Ia mengatakan, penyidik KPK menangkap tangan beberapa orang di komplek Widya Chandra pada pukul 22.00 WIB, dan menahan Ketua MK berinisial AM, serta anggota DPR berinisial CHN, dan seorang pengusaha berinisial CN.
Setelah penangkapan di wilayah Jakarta Selatan tersebut, kata Johan, penyidik KPK juga menangkap dua orang lainnya di sebuah hotel di wilayah Jakarta Pusat.
"KPK menahan dua orang dengan inisial HB dan DH yang merupakan pihak swasta," ujar Johan.
Ketua MK AM ditangkap KPK di komplek Widya Chandra bersama dengan CHN, dan CN, yang diduga tengah memberikan suap terkait dengan sengketa Pilkada di Kabupaten Gunung Mas, Kalimantan Tengah.
Berdasarkan informasi yang dihimpun Antara, lima orang yang ditangkap KPK pada Rabu malam (2/10) tersebut, dua orang di antaranya adalah wanita.
Johan juga menyebutkan bahwa operasi tangkap tangan yang dilakukan oleh Komisi Pemberantasan Korupsi diduga terkait dengan sengketa pemilihan kepala daerah (Pilkada) di Kabupaten Gunung Mas Kalimantan Tengah.
"Tangkap tangan KPK terkait sengketa pilkada di Kalimantan di kabupaten Gunung Mas," katanya.
"Penyidik juga menangkap tangan di satu hotel di Jakarta Pusat atas inisial HB seorang kepala daerah dan DH dari swasta," tambah Johan.
Bentuk majelis
Sementara itu, Mahkamah Konstitusi (MK) menyatakan akan segera membentuk Majelis Kehormatan untuk memeriksa kasus dugaan suap yang melibatkan Ketua MK Akil Mochtar.

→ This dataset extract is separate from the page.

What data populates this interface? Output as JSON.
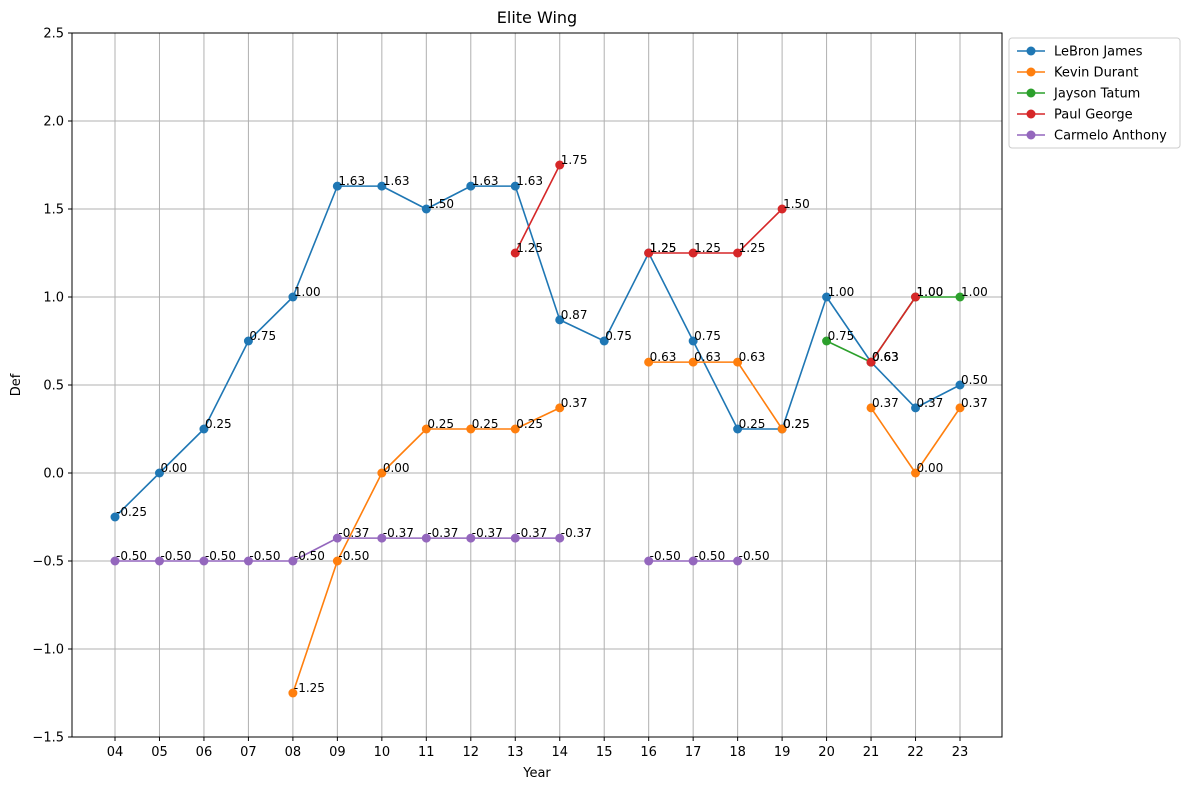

"Kami menunggu perkembangan yang ada. Kami menghimpun informasi. Dan sambil menunggu perkembangan kami mengambil langkah membantu Majelis Kehormatan dalam rangka untuk memeriksa kasus ini (dugaan suap AM)," kata Hakim Konstitusi Hamdan Zoelva bersama seluruh jajaran Hakim Konstitusi dalam konferensi pers di Gedung MK, Kamis dini hari.
Menurut Hamdan, Majelis Kehormatan yang dibentuk akan beranggotakan salah satu Hakim Konstitusi, salah satu pimpinan Komisi Yudisial, mantan pimpinan lembaga negara dan guru besar senior bidang hukum.
"Kami masih mencoba menghubungi orang-orang yang tepat masuk dalam Majelis Kehormatan. Majelis Kehormatan akan dibentuk dalam waktu dekat," ujar dia.
Majelis Kehormatan tidak akan mengganggu upaya penyidikan tindak pidana korupsi yang dilakukan KPK. Menurutnya Majelis Kehormatan hanya akan memeriksa dalam ranah etik hakim.
Hamdan menjelaskan putusan yang dikeluarkan Majelis Kehormatan dapat berupa bebas tanpa tuduhan, peringatan, peringatan keras, hingga diberhentikan dengan tidak hormat.
"Majelis Kehormatan tidak ada kaitan dengan proses hukum AM. AM sendiri belum dinonaktifkan, kami masih melihat perkembangan," ujarnya.
Hamdan Zoelva juga mengatakan kasus penangkapan Ketua Mahkamah Konstitusi terkait dugaan suap tidak akan mengganggu seluruh persidangan yang saat ini sedang ditangani lembaga tersebut.
"Saya ingin menyampaikan persidangan dan perkara di MK tetap berjalan. Hanya saja kami akan melakukan koordinasi waktu, namun persidangan tetap dilakukan sesuai hari yang telah dijadwalkan," kata Hamdan dalam konferensi pers di Gedung Mahkamah Konstitusi, Jakarta, Kamis dini hari, didampingi seluruh jajaran Hakim Konstitusi.
Dari website MK disebutkan jika AM sebelum menjabat sebagai hakim konstitusi, pernah juga menjadi anggota DPR RI periode 1999-2004 dan 2004-2009, Wakil Ketua Komisi III DPR/MPR RI (bidang Hukum, perundang-undangan, HAM dan Keamanan) Periode 2004-2006.
Anggota Panitia Ad Hoc I MPR RI, Anggota Panitia Ad Hoc II MPR RI, Kuasa Hukum DPR RI untuk persidangan di Mahkamah Konstitusi, dan anggota Tim Kerja Sosialisasi Putusan MPR RI.